President Joe Biden's son Hunter Biden has been indicted by special counsel David Weiss on felony gun charges.
The charges bring renewed legal pressure on the younger Biden after a plea agreement he struck with prosecutors imploded in recent months.
The younger Biden has been charged with two counts related to false statements in purchasing the firearm and a third count of illegally obtaining a firearm while addicted to drugs. The two counts of making false statements carry sentences of up to 10 years and five years, respectively, while the possession charge carries a sentence of up to 10 years.
Prosecutors have spent years scrutinizing Hunter Biden's business endeavors and personal life -- a probe that appeared to culminate in a plea agreement the two sides struck in June, which would have allowed him to plead guilty to a pair of misdemeanor tax offenses and enter into a pretrial diversion program to avoid prosecution on a felony gun charge.
But that deal fell apart during a court hearing in July after U.S. Judge Maryellen Noreika expressed concern over the structure of the agreement and questioned the breadth of an immunity deal, exposing fissures between the two parties.
Weeks later, on Aug. 11, Attorney General Merrick Garland elevated Weiss, who was originally appointed by then-President Donald Trump, to special counsel, granting him broader authority to press charges against Hunter Biden in any district in the country.
Prosecutors subsequently informed the court that a new round of negotiations had reached "an impasse," and attorneys for Hunter Biden accused Weiss' office of "reneging" on their agreement.
Thursday's charge is unlikely to be the last. Weiss also withdrew the two misdemeanor tax charges in Delaware with the intention of bringing them in California and Washington, D.C. -- the venues where the alleged misconduct occurred. Prosecutors have not offered a timeline for those charges.
Hunter Biden's legal team maintains that the pretrial diversion agreement, which was signed by prosecutors, remains in effect. Weiss' team said the probation officer never signed it, rendering it null and void.
"As expected, prosecutors filed charges today that they deemed were not warranted just six weeks ago following a five-year investigation into this case," said Hunter Biden attorney Abbe Lowell in a statement. "We believe these charges are barred by the agreement the prosecutors made with Mr. Biden, the recent rulings by several federal courts that this statute is unconstitutional, and the facts that he did not violate that law, and we plan to demonstrate all of that in court."
The conduct described in Weiss' indictment dates back to October of 2018, when Hunter Biden procured a gun despite later acknowledging in his memoir, "Beautiful Things," that he was addicted to drugs around that time.
According to prosecutors, Biden obtained a Colt Cobra 38SPL revolver and lied on a federal form about his drug use. In documents filed by prosecutors as part of that ill-fated plea deal, prosecutors wrote that Hunter Biden abused crack cocaine on a near-daily basis.

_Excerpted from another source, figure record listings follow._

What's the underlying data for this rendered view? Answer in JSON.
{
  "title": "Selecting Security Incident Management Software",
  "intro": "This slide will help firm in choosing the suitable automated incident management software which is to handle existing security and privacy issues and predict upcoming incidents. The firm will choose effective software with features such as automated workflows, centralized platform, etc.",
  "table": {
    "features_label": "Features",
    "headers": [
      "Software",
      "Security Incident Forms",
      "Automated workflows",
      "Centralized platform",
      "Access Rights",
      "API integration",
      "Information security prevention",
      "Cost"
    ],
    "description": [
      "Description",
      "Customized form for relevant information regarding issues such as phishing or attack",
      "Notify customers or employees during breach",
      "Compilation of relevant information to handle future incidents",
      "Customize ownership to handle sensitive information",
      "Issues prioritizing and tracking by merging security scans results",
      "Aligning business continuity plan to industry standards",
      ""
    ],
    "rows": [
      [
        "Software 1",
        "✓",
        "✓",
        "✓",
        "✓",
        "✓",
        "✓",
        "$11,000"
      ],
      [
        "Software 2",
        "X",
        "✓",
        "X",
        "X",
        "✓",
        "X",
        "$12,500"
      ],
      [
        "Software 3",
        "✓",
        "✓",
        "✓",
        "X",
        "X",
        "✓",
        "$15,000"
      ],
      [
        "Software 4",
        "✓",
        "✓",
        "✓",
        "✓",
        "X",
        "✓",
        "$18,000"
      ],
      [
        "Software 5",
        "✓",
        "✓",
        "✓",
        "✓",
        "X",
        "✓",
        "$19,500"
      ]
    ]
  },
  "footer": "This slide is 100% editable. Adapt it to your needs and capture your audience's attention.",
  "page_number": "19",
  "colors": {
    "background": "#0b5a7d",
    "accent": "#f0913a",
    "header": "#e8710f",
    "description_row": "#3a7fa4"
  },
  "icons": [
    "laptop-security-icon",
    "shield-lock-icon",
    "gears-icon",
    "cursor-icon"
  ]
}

And while the statute is clear -- it is a crime to lie on a gun application form or to possess a firearm as a drug user -- legal experts have said prosecutors could face headwinds.
A federal appeals court in New Orleans recently ruled that drug use alone should not automatically prevent someone from obtaining a gun. That ruling is not binding, since the Fifth Circuit does not cover Delaware.
But Lowell recently suggested that it could play into his defense.
"If people have paid attention, the only law that's changed [since the plea deal dissolved] has been a court of appeals in the federal system that has called that statute unconstitutional," Lowell said earlier this month in an interview on MSNBC.
Lowell also claimed that federal prosecutors in Delaware have never used this particular statute as a "standalone" crime, without attaching it to an additional charge.
While Hunter Biden's future remains uncertain, one immediate implication of Weiss' charge is clear: the elder Biden will head into the 2024 election season once again dogged by his son's legal tribulations.
The president's political foes have latched onto Hunter's overseas business dealings to level allegations depicting the entire Biden family as corrupt, despite uncovering no clear evidence to date indicating that Joe Biden profited from or meaningfully endorsed his son's work.
Meanwhile, on Capitol Hill, House Speaker Kevin McCarthy on Tuesday said he would initiate an impeachment inquiry against President Biden over his alleged role in his son's influence-peddling. The White House has called the move "extreme politics at its worst," adding that "the president hasn't done anything wrong."
"Today's charges are a very small start, but unless U.S. Attorney Weiss investigates everyone involved in the fraud schemes and influence peddling, it will be clear President Biden's DOJ is protecting Hunter Biden and the big guy," James Comer, one of the lead committee chairs now overseeing Republicans'' impeachment inquiry into President Joe Biden, said in a statement to ABC News, referencing unproven allegations against Hunter Biden and his father.